Florida Southern College does not allow guns on its campus. Asked about its policy, the school issued this statement:
“Florida Southern College prohibits the possession of firearms on its campus. While we believe this fulfills our obligation to protect our students and employees, we are reviewing this policy in light of recent legislation and court cases. We are aware of the statute allowing citizens to keep lawfully owned firearms securely locked in their vehicles and do not interfere with our faculty, staff or students engaging in lawful behavior.”
A spokesman said FSC's campus security guards do not carry guns.
Southeastern University addresses weapons in its student handbook, spokeswoman Dana Davis said.
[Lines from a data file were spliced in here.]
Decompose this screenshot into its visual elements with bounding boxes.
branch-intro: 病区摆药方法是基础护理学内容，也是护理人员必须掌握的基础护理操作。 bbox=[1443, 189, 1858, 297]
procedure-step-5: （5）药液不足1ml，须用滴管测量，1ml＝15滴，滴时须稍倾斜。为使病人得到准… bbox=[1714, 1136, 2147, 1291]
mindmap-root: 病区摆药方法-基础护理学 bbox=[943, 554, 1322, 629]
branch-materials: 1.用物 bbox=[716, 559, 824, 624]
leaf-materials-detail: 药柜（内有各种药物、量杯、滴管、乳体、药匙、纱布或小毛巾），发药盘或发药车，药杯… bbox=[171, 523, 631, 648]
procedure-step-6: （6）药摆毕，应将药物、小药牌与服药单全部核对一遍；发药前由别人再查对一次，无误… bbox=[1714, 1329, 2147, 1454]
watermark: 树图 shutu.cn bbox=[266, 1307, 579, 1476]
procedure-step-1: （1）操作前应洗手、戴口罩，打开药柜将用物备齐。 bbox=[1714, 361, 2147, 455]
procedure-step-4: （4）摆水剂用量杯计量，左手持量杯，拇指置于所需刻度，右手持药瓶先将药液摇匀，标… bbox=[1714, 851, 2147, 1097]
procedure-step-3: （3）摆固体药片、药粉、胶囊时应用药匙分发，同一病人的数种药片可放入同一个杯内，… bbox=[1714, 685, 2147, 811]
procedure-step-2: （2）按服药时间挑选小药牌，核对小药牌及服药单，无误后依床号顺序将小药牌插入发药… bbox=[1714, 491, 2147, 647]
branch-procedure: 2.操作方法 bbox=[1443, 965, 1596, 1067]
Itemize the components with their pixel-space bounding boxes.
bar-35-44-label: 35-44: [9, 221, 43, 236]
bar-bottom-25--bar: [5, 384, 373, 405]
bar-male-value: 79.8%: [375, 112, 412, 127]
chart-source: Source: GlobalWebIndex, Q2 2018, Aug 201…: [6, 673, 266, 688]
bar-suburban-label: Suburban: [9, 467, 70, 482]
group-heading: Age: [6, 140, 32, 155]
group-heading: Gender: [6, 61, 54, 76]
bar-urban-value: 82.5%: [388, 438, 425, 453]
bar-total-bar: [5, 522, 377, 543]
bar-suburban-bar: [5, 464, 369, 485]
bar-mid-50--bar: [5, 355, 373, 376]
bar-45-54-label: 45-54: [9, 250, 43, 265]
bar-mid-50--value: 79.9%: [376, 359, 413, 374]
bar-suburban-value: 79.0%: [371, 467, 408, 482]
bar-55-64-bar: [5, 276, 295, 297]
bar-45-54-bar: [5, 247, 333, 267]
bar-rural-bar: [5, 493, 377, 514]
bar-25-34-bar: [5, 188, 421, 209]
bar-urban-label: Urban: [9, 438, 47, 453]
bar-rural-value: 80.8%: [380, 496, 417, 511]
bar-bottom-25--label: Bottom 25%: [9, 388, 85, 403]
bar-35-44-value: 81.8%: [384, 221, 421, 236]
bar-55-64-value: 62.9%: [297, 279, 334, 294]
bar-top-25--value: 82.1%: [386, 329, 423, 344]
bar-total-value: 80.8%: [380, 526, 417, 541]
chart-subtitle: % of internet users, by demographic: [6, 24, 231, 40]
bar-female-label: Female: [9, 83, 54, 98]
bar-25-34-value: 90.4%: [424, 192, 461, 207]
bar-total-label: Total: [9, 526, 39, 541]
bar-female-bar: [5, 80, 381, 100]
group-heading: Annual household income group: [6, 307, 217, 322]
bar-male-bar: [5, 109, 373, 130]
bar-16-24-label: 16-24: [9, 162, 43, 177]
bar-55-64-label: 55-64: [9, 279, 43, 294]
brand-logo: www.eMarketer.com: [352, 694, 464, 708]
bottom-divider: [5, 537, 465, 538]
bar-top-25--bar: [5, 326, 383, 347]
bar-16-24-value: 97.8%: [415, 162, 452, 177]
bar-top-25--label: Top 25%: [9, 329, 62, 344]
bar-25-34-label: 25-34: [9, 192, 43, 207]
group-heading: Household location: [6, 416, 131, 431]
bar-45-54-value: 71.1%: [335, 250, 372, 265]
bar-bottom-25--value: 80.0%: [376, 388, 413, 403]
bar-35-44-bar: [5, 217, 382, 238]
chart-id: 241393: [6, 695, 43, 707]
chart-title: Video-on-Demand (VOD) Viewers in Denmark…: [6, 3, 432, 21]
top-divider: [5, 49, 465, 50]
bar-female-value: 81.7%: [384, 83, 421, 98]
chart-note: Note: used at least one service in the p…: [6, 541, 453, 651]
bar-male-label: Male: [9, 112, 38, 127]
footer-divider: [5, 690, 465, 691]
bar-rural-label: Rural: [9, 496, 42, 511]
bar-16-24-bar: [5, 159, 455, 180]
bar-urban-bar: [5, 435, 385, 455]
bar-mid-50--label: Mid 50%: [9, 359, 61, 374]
The handbook states that “firearms, explosive, other weapons and dangerous chemicals are not permitted on university premises.”
Davis said security personnel hired by SEU are not armed.
Webber International University President Keith Wade said his school prohibits all weapons on campus.
Warner University did not respond to a request for comment from The Ledger.
Polk State College, which has campuses in Winter Haven, Lakeland, Bartow and Lake Wales, addresses weapons in its Board of Trustees rules. The guidelines forbid “illegal or unauthorized use, possession, or storage of any weapon including firearms, explosives, other weapons, or dangerous chemicals on college premises or at college-sponsored activities.”
Polk State spokeswoman Rachel Pleasant said that rule is based on the 2008 statute.
“The college is monitoring the UNF ruling and will address any issues as they arise,” Pleasant said.
Polk State belongs to the Division of Florida Colleges, which is overseen by the Florida Department of Education. A spokeswoman said the department hasn't taken a legal position on the issue and defers to the interpretations of the member schools.
The University of South Florida has offered classes in Lakeland for decades at a campus owned and operated by Polk State College, which also holds classes there. The December court ruling prompted USF to announce a new policy of allowing guns in vehicles, but that applies only to USF system property, spokesman Adam Freeman said, and not the Lakeland campus.
USF is in the process of a “teach-out” and is scheduled to vacate the Lakeland campus after summer 2015.
For-profit colleges and universities are not allowed to prevent employees and visitors from keeping guns in their cars on those properties, said the leader of the organization that oversees 225 such institutions in Florida. Curtis Austin, executive director of the Florida Association of Post-Secondary Schools and Colleges, said the December ruling, therefore, will not prompt any changes for those schools.
Members in Polk County include Everest University and Florida Technical College, both in Lakeland. The organization also represents not-for-profit schools that are headquartered outside Florida but have campuses in the state, Austin said.
Austin said he expects the issue to be discussed when members hold a conference in February.